Вернулась Катя – растрепанная, в шали прямо на сорочку. Я и не заметил, как она выходила. Она всегда такая – незаметная и решительная.

– Мама, прекрати панику. Я разбудила дядю Пашу, он нас подбросит до города. Успеем к автобусу. Володя, не стой в одной штанине. Быстро давай одевайся. Мама, картошку в узелок, с собой. Соль туда же. Метрику положила?

Катины команды быстро привели всех в чувство. Я оделся, подтянул скрутку. Опять не заметил, как Катя вышла из-за своей занавески уже одетая, в синем штапельном платье в горошек и туфлях. Красивая.

Когда на отца пришла похоронка, Катя в одночасье стала главой семьи. Нас у мамы осталось четверо – старшие, шестнадцатилетний Василий и четырнадцатилетняя Катя, и младшие – пятилетняя Томуся и трехлетний я. Вася подделал метрику и записался добровольцем. Мама не работала. Она была городская, из Моршанска, вышла замуж и перебралась к отцу в Устье. Городской работы в селе не было, а к деревенской мама была неспособна. Не то, чтобы она была белоручкой, вовсе нет. Я вообще не помню ее праздно сидящей и отдыхающей. Но КПД ее был невысок – она больше суетилась, чем делала. По дому она управлялась быстро, а вот уже в огороде все ее умения улетучивались. Нашу картошку съедал колорадский жук, свеклу – слизни, огурцы засыхали, морковь не всходила, вишню склевывали птицы. Выживали лук и укроп, которым только не мешай. Единственное, что мама умела делать хорошо – рисовать. Малонужное, казалось бы, занятие в деревне, однако именно оно помогало нам не умереть с голоду. Мама ходила по деревням и расписывала печки, ставни, наличники. Красок почти не было, но она умела находить цветные глины в овраге, использовала сок свеклы, аптечную зеленку. Люди охотно ее звали. За старшую оставалась Катя, потом сестра устроилась на работу в сельсовет счетоводом, стала приносить домой стабильную зарплату, и мать с облегчением передала ей главенство в семье.

Катя решительно взяла меня за руку, и мы втроем вышли из дома. Томка осталась топить печь и собираться в школу. До дома дяди Паши бежать было недалеко, тот уже завел свою полуторку и сидел за рулем. Мама подсадила меня в кабину, устроилась рядом, сестра села в кузов, и машина резко тронулась. Я держал на коленях узелок с картошкой и сменой белья. Это было все мое имущество – зубных щеток у нас в селе не водилось, расческа моему чубчику была ни к чему.
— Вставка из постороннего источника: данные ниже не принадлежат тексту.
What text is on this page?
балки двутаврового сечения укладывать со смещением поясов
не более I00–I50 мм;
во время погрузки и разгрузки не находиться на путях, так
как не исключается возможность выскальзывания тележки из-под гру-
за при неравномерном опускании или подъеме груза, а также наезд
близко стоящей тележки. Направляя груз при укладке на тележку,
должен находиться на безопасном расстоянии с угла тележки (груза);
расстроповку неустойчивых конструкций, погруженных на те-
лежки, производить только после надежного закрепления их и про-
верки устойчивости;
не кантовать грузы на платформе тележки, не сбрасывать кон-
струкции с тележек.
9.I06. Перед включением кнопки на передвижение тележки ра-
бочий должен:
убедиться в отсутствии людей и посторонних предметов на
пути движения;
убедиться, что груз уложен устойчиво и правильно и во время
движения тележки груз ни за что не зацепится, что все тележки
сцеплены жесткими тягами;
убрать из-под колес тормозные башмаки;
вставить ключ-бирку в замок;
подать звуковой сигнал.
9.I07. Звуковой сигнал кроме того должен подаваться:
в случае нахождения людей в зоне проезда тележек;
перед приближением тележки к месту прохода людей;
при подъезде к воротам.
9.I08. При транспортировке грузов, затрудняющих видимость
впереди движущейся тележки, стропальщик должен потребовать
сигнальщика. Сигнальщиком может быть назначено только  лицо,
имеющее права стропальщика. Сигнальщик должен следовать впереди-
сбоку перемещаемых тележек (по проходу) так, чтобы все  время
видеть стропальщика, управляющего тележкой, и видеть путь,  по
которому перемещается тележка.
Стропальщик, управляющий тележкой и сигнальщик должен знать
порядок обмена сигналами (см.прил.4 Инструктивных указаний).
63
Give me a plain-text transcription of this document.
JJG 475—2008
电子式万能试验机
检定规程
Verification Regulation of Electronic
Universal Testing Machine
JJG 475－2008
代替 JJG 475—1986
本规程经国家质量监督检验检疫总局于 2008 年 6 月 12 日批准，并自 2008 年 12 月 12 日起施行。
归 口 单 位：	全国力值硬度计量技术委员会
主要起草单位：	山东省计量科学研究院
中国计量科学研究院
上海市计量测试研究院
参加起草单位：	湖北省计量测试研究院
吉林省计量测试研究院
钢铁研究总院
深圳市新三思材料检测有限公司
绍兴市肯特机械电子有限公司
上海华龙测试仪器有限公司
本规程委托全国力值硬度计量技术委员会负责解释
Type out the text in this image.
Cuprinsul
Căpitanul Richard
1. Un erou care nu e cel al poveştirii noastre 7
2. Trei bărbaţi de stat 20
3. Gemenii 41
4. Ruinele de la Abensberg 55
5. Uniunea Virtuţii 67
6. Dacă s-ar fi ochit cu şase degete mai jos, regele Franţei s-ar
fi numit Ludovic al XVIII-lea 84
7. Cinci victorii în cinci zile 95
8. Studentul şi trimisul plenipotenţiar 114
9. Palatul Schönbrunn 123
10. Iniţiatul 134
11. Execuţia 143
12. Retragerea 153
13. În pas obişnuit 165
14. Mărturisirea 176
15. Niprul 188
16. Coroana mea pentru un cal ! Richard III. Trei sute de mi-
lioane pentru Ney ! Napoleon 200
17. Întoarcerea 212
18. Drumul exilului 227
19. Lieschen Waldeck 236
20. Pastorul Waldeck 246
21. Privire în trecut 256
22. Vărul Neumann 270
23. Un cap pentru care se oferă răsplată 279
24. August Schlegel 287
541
Картошка – вот это была ценность, я сквозь материю чувствовал запах и ждал, когда мама разрешит ее съесть.

Маме за ее малярство, как она говорила, платили в основном натурой – яйцами, мукой, сахаром. Вот так уйдет мать в дальнюю деревню на промысел, а мы с Томусей сидим и ждем маму или Катю с работы – кто что поесть принесет. Осенью-то ничего, богато. Картошка все-таки вырастала, заказчики маме платили щедро. Грибы-ягоды мы запасали изо всех сил, иногда удавалось в лесу мед найти. Маме из-за потери кормильца осенью выдавали два мешка муки и подводу дров. Так что на осень грех жаловаться. А вот весной – весной приходилось тяжко. Все запасы съедались, на Катину зарплату покупали пшено и перловку, иногда постное масло. Первую весеннюю крапиву и одуванчики мы с Томкой съедали подчистую. Однажды наелись белены – поди знай, что это такое, да и в животе второй день пусто. Неделю в больнице пролежали, тамошняя казенная еда мне показалась подарком судьбы.

Картошка, всю ночь простоявшая в печке и еще горячая, пахла уже совершенно нестерпимо. Вдруг машина остановилась – мы приехали на автостанцию. Успели, слава Богу. Успели даже картошку съесть, торопливо разделив ее на всех. Подошел автобус, хмурые невыспавшиеся пассажиры полезли внутрь. Едва мы с Катей сели, автобус тронулся. Мама махала мне рукой, потом побежала вслед за автобусом, плача и причитая: «Вова, Вовюня!».